Poi, dopo qualche settimana da quel 2 dicembre, proprio a ridosso di Natale, la cerimonia di premiazione, che da anni si tiene in un luogo istituzionale come l’Aula Magna Federico Rossi dell’Unicas, alla presenza delle autorità, del dirigente scolastico Prof. Pasquale Merino e dei docenti dell’istituto. Ha presentato l’evento la prof.ssa Betty Marandola, ha collaborato attivamente la prof.ssa Linda Anfora.
Tanti gli applausi, davvero numerosi gli studenti di ogni scuola che hanno raggiunto i migliori piazzamenti di istituto. E poi, l’adrenalinica consegna dei premi ai primi classificati assoluti di entrambe le competizioni.
Si è aggiudicato la XIX edizione de Il Piccolo Archimede, Stefano Giacomobono della Scuola Media Statale Pontecorvo 1. E’ stato premiato dal vicesindaco avv. Gaetano Ranaldi e dal dirigente scolastico, prof. Pasquale Merino. Seconda classificata Sara Maria Migliorelli, Scuola Media Statale San Giorgio a Liri, al terzo posto Michele Iuzzino, Scuola Media Statale Piedimonte San Germano.

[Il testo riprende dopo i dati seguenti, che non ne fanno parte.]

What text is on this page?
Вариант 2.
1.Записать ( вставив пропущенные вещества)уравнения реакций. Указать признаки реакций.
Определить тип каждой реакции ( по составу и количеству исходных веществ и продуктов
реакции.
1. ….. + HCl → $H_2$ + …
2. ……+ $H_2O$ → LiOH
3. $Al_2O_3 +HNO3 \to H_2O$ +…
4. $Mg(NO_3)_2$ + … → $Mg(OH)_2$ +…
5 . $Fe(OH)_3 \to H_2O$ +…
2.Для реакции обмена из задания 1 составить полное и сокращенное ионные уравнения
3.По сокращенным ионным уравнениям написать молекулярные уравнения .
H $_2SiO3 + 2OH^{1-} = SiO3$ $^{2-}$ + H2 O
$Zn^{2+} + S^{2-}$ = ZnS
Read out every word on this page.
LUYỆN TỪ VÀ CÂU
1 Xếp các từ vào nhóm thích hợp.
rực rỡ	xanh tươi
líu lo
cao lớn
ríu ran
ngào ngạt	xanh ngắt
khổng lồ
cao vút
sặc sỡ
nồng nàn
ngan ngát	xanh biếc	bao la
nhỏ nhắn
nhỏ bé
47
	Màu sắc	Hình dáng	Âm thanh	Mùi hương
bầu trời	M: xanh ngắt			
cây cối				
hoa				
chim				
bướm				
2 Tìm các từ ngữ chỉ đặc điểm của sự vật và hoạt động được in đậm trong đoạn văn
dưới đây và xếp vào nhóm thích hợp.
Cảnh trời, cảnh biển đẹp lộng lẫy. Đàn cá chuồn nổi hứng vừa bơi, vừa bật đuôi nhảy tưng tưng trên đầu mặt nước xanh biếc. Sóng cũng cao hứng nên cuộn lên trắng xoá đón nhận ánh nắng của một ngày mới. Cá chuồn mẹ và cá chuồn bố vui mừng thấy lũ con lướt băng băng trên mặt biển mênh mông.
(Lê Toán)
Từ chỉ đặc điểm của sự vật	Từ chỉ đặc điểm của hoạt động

E ancora applausi per i vincitori della sezione Giochiamo con l’Informatica: primo premio per Mario Francesco Imperato della Scuola Media Statale di Minturno, secondo premio a Natan Conti della Scuola Media Statale di Pico, terzo classificato Davide Di Duca, Scuola Media Statale di Atina. Per tutti, non solo coppe e attestati, ma soprattutto i complimenti della commissione e delle autorità intervenute. A rappresentare l’Unicas, il prorettore prof. Francesco Iacoviello, che insieme agli altri ospiti al tavolo ha avuto parole di grande incoraggiamento per tutti i ragazzi che si sono messi in gioco. A prescindere dal risultato conseguito.